Differential Expression Analysis Based on TIME Phenotypes
OSCC patients were stratified into three TIME clusters on the basis of tumor immune cell infiltration. To filter the differentially expressed genes (DEGs) among different TIME subtypes, the genes related to TIME clusters were identified using the limma R package (Brorson et al., 2020). The threshold values of adjusted p-value < 0.05 and |log2 (fold change) | >1 were applied.

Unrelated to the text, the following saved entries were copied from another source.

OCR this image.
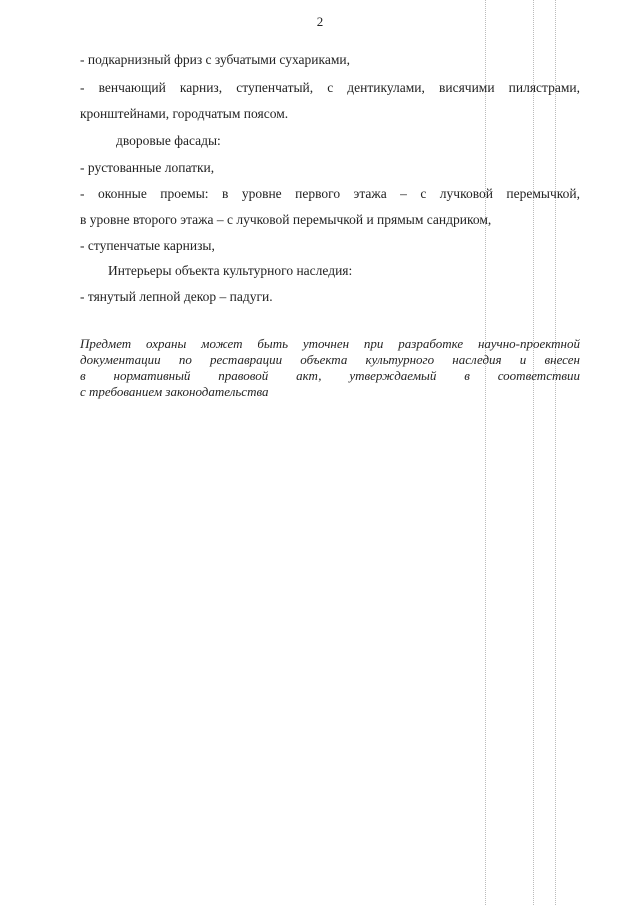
2
- подкарнизный фриз с зубчатыми сухариками,
- венчающий карниз, ступенчатый, с дентикулами, висячими пилястрами,
кронштейнами, городчатым поясом.
дворовые фасады:
- рустованные лопатки,
- оконные проемы: в уровне первого этажа – с лучковой перемычкой,
в уровне второго этажа – с лучковой перемычкой и прямым сандриком,
- ступенчатые карнизы,
Интерьеры объекта культурного наследия:
- тянутый лепной декор – падуги.
Предмет охраны может быть уточнен при разработке научно-проектной
документации по реставрации объекта культурного наследия и внесен
в нормативный правовой акт, утверждаемый в соответствии
с требованием законодательства
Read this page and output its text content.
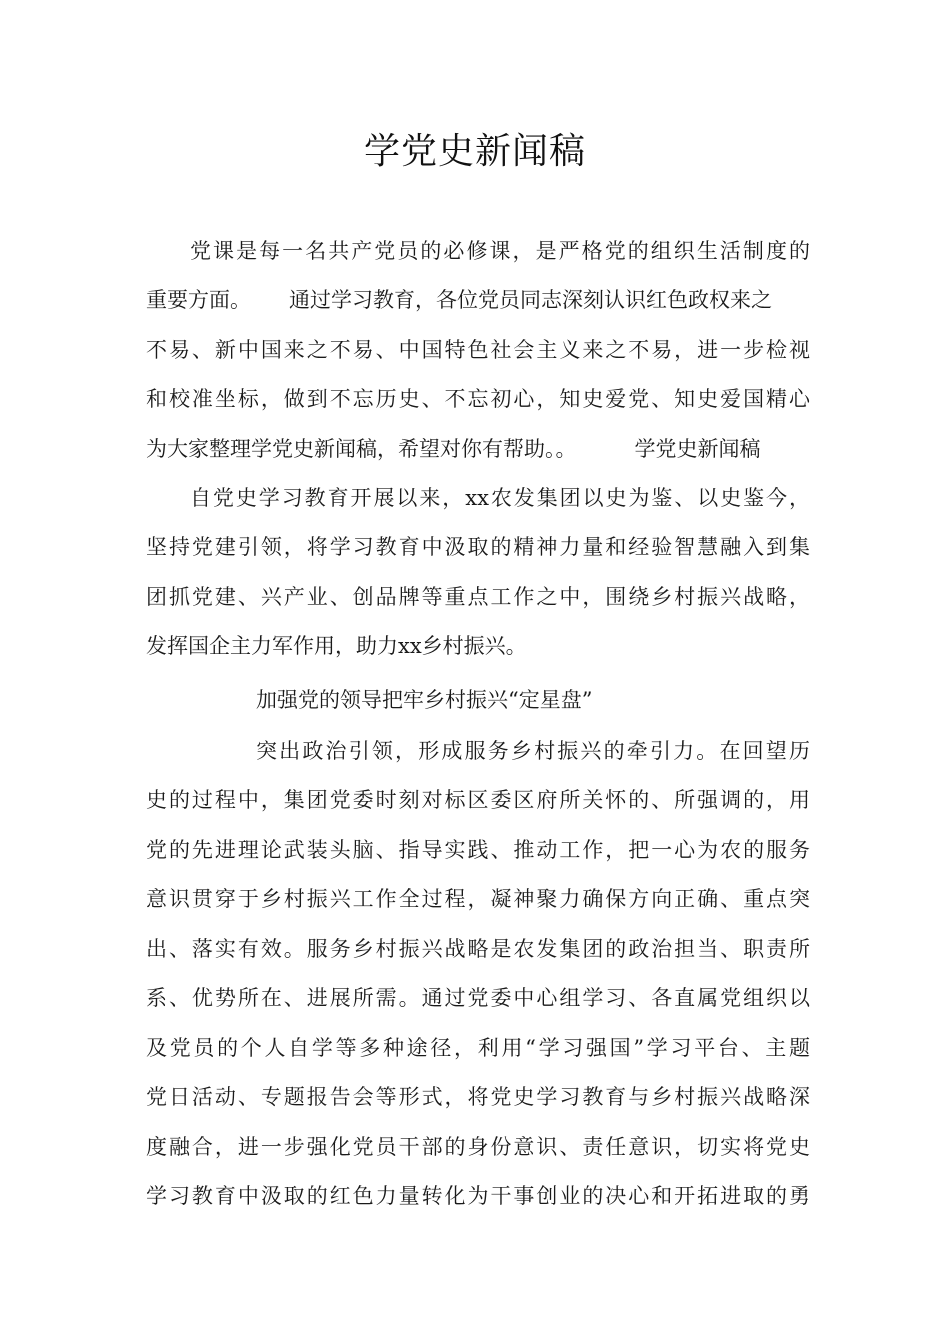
学党史新闻稿
党课是每一名共产党员的必修课，是严格党的组织生活制度的
重要方面。 通过学习教育，各位党员同志深刻认识红色政权来之
不易、新中国来之不易、中国特色社会主义来之不易，进一步检视
和校准坐标，做到不忘历史、不忘初心，知史爱党、知史爱国精心
为大家整理学党史新闻稿，希望对你有帮助。。	学党史新闻稿
自党史学习教育开展以来，xx农发集团以史为鉴、以史鉴今，
坚持党建引领，将学习教育中汲取的精神力量和经验智慧融入到集
团抓党建、兴产业、创品牌等重点工作之中，围绕乡村振兴战略，
发挥国企主力军作用，助力xx乡村振兴。
加强党的领导把牢乡村振兴“定星盘”
突出政治引领，形成服务乡村振兴的牵引力。在回望历
史的过程中，集团党委时刻对标区委区府所关怀的、所强调的，用
党的先进理论武装头脑、指导实践、推动工作，把一心为农的服务
意识贯穿于乡村振兴工作全过程，凝神聚力确保方向正确、重点突
出、落实有效。服务乡村振兴战略是农发集团的政治担当、职责所
系、优势所在、进展所需。通过党委中心组学习、各直属党组织以
及党员的个人自学等多种途径，利用“学习强国”学习平台、主题
党日活动、专题报告会等形式，将党史学习教育与乡村振兴战略深
度融合，进一步强化党员干部的身份意识、责任意识，切实将党史
学习教育中汲取的红色力量转化为干事创业的决心和开拓进取的勇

Dimensionality Reduction and Measurement of TIME Score
First, consensus clustering was used to categorize the OSCC patients into different TIME gene clusters based on the expression of all DEGs by ConsensuClusterPlus R package. Then, the prognostic value of ferroptosis-related genes was computed by K-M analyses. p-value < 0.05 was deemed as statistically significant. Next, Boruta algorithm was employed to evaluate the dimensionality reduction of the distinct TIME gene signatures, and principal component 1 was extracted as the signature score via principal component analysis. Finally, a gene expression grade index was applied to measure the TIME score of each specimen:TIMEscore=∑PC1x−∑PC1y
Acquisition of Somatic Mutation Data
The genetic alteration data of OCSC patients were derived from the TCGA data portal (https://www.cancer.gov/tcga/) and applied as the training dataset. We identified the OSCC driver genes by maftools in R software and calculated the sum of somatic alterations in OSCC driver genes of each sample as the TMB score (Mayakonda et al., 2018). We also estimated the correlation between the TIME scores and the TMB scores (Zhang L et al., 2020). Next, the Kaplan-Meier survival curve for overall survival (OS) was constructed based on the high and low TMB score patterns using survminer R package. Another Kaplan-Meier survival curve was generated among the four different groups (high TMB score and high TIME score; high TMB score and low TIME score; low TMB score and high TIME score; low TMB score and low TIME score).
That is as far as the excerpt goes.